A FATHER who was banned from working and faced deportation has pinned his hopes of staying in the UK on the Windrush scheme.

Darren Harrety moved from the British colony of Punta Gorda in Belize, Central America, to England with his mother on a Belize passport when he was six months old. They were granted indefinite leave to stay in the UK.

But his world came crashing down in 2010 when he was told he could no longer work when the Home Office could not find proof of his arrival in the country and his mother’s passport had been lost.

The 36-year-old said he has fought to remain in the UK and has been unsuccessful with previous applications after spending thousands of pounds.

However, the father-of-six, from Nelson, said he has now applied for citizenship through the Windrush scheme.

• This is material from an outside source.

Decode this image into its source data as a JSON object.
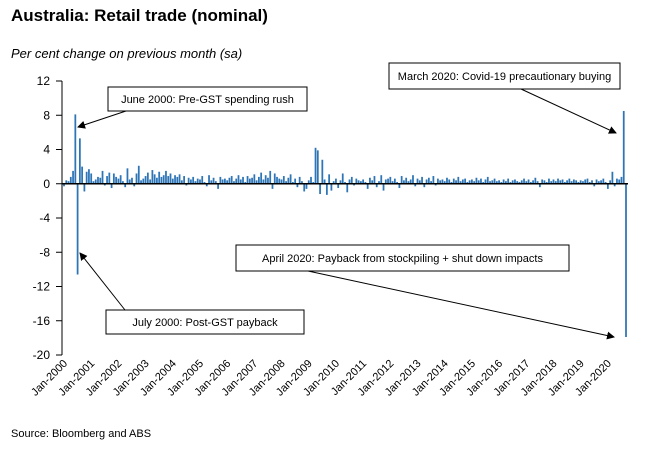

Mr Harrety said this was the third type of citizen application he had sent off and he expects an answer in six months.

The Windrush scheme was launched this year to help Commonwealth nationals who settled in the UK before 1973 gain citizenship.

It processes citizenship applications for adults and the children of the Windrush generation who joined their parents before they turned 18.

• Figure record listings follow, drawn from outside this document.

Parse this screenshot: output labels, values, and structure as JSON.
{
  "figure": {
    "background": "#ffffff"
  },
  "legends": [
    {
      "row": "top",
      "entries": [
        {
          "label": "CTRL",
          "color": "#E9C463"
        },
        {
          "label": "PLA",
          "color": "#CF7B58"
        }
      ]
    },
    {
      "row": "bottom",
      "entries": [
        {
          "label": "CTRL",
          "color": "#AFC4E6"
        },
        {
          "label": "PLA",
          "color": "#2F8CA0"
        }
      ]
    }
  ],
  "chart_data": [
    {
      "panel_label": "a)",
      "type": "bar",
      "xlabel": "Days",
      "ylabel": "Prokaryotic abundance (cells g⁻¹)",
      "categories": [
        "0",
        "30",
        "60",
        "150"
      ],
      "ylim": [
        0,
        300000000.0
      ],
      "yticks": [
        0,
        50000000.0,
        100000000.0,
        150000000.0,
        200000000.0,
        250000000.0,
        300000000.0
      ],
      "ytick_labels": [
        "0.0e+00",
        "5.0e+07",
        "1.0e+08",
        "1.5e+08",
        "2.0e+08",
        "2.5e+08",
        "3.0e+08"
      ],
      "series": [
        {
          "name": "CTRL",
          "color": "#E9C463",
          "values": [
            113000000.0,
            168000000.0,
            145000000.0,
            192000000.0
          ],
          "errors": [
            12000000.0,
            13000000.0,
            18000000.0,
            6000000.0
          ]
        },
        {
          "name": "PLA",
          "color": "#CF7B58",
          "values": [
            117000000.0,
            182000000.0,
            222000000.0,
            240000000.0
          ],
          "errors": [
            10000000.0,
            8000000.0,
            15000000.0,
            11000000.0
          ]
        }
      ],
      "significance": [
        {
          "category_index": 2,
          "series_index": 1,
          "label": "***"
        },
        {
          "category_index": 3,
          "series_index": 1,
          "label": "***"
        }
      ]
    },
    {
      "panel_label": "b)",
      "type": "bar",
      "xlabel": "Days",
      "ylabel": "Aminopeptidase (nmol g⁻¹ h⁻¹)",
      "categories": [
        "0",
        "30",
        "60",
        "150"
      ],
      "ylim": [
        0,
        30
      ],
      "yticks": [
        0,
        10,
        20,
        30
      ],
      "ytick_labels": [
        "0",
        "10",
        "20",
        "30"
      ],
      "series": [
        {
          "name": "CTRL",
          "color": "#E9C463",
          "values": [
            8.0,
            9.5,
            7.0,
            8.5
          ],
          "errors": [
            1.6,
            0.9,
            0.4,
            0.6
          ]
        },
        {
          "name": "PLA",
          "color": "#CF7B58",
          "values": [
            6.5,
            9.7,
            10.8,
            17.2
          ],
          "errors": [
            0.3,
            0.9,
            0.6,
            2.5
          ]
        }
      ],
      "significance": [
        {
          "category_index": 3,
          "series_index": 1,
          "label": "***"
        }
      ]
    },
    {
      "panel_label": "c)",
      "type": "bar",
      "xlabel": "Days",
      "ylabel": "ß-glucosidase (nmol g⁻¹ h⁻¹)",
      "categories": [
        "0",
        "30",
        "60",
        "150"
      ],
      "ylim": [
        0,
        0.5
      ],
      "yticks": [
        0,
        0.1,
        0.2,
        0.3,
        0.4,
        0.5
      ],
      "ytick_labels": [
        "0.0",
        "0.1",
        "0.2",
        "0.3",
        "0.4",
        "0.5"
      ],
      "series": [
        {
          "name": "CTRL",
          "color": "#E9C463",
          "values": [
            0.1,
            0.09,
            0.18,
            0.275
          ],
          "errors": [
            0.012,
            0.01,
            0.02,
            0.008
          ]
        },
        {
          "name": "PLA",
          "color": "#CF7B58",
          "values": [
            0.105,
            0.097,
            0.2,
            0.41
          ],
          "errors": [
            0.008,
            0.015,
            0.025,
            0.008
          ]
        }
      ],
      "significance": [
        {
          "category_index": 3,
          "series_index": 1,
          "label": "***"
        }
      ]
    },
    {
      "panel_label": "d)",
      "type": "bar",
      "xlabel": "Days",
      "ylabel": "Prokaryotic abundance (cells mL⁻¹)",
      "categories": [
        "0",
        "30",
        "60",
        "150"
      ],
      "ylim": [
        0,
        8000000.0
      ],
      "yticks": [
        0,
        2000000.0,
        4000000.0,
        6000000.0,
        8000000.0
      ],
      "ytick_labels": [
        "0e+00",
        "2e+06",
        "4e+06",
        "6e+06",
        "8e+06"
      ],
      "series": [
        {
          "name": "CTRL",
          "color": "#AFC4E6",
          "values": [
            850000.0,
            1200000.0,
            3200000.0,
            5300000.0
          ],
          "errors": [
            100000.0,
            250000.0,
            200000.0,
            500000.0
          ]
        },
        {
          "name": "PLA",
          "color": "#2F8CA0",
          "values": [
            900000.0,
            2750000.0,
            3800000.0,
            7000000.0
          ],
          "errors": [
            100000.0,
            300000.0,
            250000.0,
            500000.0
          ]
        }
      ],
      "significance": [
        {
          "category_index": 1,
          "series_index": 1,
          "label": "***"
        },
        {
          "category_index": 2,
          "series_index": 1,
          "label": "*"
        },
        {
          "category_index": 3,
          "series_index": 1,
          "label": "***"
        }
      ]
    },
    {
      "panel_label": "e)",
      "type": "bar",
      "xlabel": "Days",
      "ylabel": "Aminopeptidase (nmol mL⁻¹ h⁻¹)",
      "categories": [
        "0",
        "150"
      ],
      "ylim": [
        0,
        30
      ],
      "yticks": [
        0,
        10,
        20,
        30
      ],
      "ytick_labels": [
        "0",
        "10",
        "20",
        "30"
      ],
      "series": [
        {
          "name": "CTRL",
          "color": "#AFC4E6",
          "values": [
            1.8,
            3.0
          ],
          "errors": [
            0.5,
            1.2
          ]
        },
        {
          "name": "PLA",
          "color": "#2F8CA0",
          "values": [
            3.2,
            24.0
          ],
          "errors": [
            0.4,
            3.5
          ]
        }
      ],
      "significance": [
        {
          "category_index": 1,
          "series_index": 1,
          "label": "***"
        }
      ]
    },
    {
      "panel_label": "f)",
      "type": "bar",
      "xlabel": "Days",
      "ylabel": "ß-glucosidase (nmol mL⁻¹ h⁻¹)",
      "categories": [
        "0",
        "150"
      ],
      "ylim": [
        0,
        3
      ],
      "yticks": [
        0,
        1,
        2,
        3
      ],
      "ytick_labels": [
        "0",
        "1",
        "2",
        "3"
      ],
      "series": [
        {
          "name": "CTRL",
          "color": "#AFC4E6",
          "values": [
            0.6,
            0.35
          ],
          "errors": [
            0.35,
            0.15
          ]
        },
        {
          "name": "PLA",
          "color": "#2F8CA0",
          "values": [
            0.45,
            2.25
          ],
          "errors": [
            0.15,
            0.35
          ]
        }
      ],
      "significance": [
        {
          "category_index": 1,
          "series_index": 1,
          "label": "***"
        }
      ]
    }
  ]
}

He said: “I’m desperate for good news.

“I have lived here since I was six months old, I am British and I feel British.

“I went to school here, college and worked here all my life.

“I filled out the paper work, they’ve taken my fingerprints and a photograph.

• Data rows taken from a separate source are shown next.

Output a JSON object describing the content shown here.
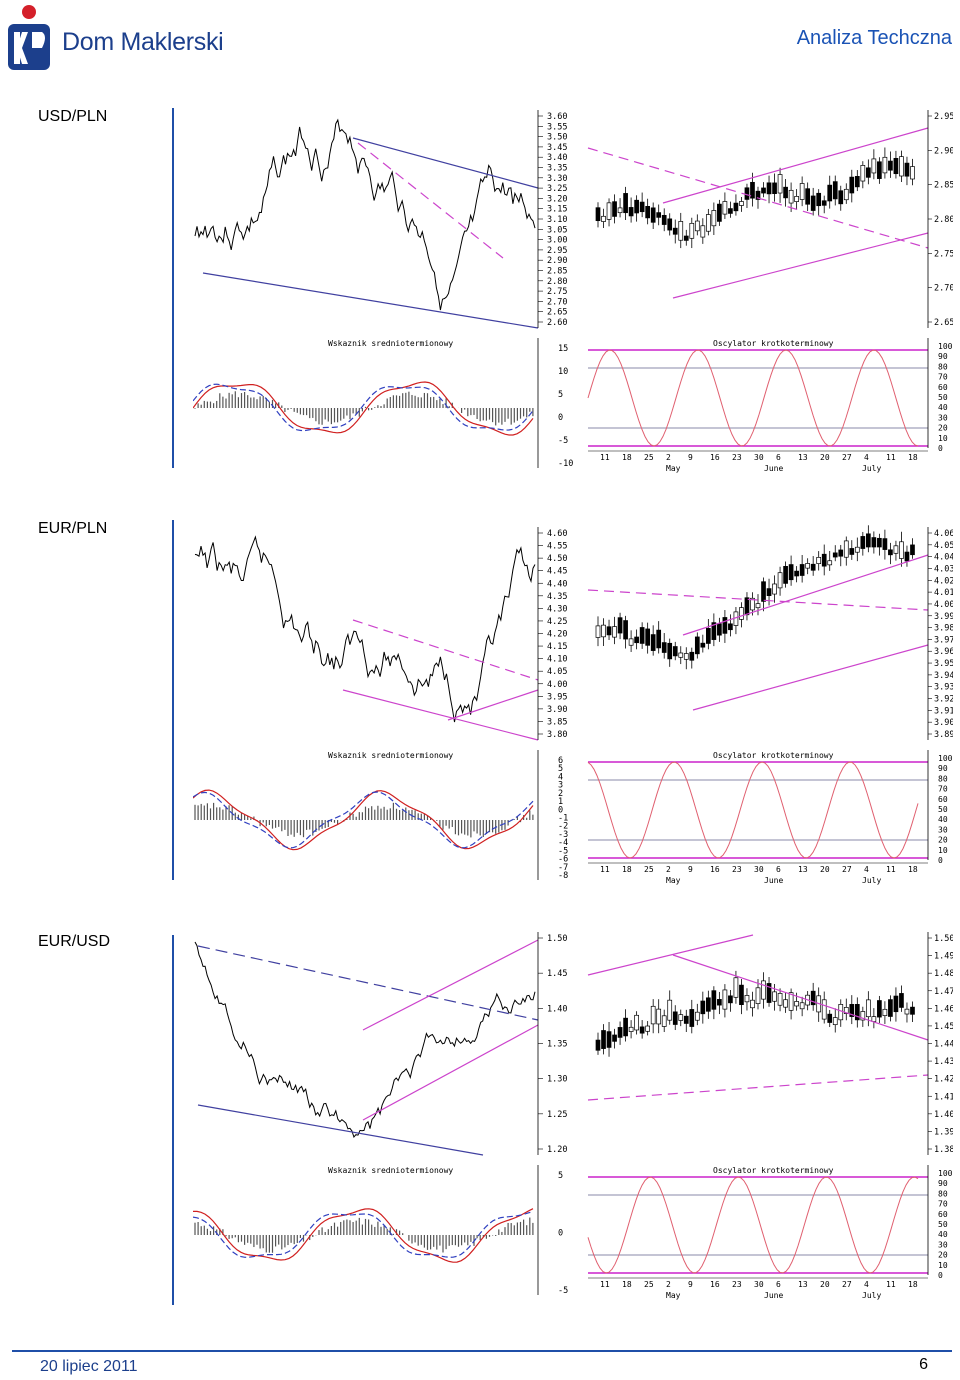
{
  "header": {
    "brand": "Dom Maklerski",
    "title": "Analiza Techczna"
  },
  "colors": {
    "brand_blue": "#1c3f8c",
    "channel_blue": "#4040a0",
    "channel_pink": "#cc44cc",
    "osc_line": "#e06070",
    "macd_red": "#d02020",
    "macd_blue": "#3040c0"
  },
  "sections": [
    {
      "pair": "USD/PLN",
      "long_axis": [
        "3.60",
        "3.55",
        "3.50",
        "3.45",
        "3.40",
        "3.35",
        "3.30",
        "3.25",
        "3.20",
        "3.15",
        "3.10",
        "3.05",
        "3.00",
        "2.95",
        "2.90",
        "2.85",
        "2.80",
        "2.75",
        "2.70",
        "2.65",
        "2.60"
      ],
      "short_axis": [
        "2.95",
        "2.90",
        "2.85",
        "2.80",
        "2.75",
        "2.70",
        "2.65"
      ],
      "macd_title": "Wskaznik sredniotermionowy",
      "macd_axis": [
        "15",
        "10",
        "5",
        "0",
        "-5",
        "-10"
      ],
      "osc_title": "Oscylator krotkoterminowy"
    },
    {
      "pair": "EUR/PLN",
      "long_axis": [
        "4.60",
        "4.55",
        "4.50",
        "4.45",
        "4.40",
        "4.35",
        "4.30",
        "4.25",
        "4.20",
        "4.15",
        "4.10",
        "4.05",
        "4.00",
        "3.95",
        "3.90",
        "3.85",
        "3.80"
      ],
      "short_axis": [
        "4.06",
        "4.05",
        "4.04",
        "4.03",
        "4.02",
        "4.01",
        "4.00",
        "3.99",
        "3.98",
        "3.97",
        "3.96",
        "3.95",
        "3.94",
        "3.93",
        "3.92",
        "3.91",
        "3.90",
        "3.89"
      ],
      "macd_title": "Wskaznik sredniotermionowy",
      "macd_axis": [
        "6",
        "5",
        "4",
        "3",
        "2",
        "1",
        "0",
        "-1",
        "-2",
        "-3",
        "-4",
        "-5",
        "-6",
        "-7",
        "-8"
      ],
      "osc_title": "Oscylator krotkoterminowy"
    },
    {
      "pair": "EUR/USD",
      "long_axis": [
        "1.50",
        "1.45",
        "1.40",
        "1.35",
        "1.30",
        "1.25",
        "1.20"
      ],
      "short_axis": [
        "1.50",
        "1.49",
        "1.48",
        "1.47",
        "1.46",
        "1.45",
        "1.44",
        "1.43",
        "1.42",
        "1.41",
        "1.40",
        "1.39",
        "1.38"
      ],
      "macd_title": "Wskaznik sredniotermionowy",
      "macd_axis": [
        "5",
        "0",
        "-5"
      ],
      "osc_title": "Oscylator krotkoterminowy"
    }
  ],
  "osc_axis": [
    "100",
    "90",
    "80",
    "70",
    "60",
    "50",
    "40",
    "30",
    "20",
    "10",
    "0"
  ],
  "date_ticks": [
    "11",
    "18",
    "25",
    "2",
    "9",
    "16",
    "23",
    "30",
    "6",
    "13",
    "20",
    "27",
    "4",
    "11",
    "18"
  ],
  "months": [
    "May",
    "June",
    "July"
  ],
  "footer": {
    "date": "20 lipiec 2011",
    "page": "6"
  }
}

“If this doesn’t work I don’t know what I would do.”

Darren never had his own passport or driving licence but using his birth certificate as identification he was able to vote, get married, hold bank accounts, work and even buy his own home aged 20.

Mr Harrety, a former shop fitter, said he wants to be allowed employment again so he can provide for his family.

He said: “My wife Kathryn works very hard but I want to be able to share the load with her.

“A father should be able to provide and I want to, I am able and fit to work.

“It’s going to be a long six months, but I have been fighting this for years. I hope it goes through.”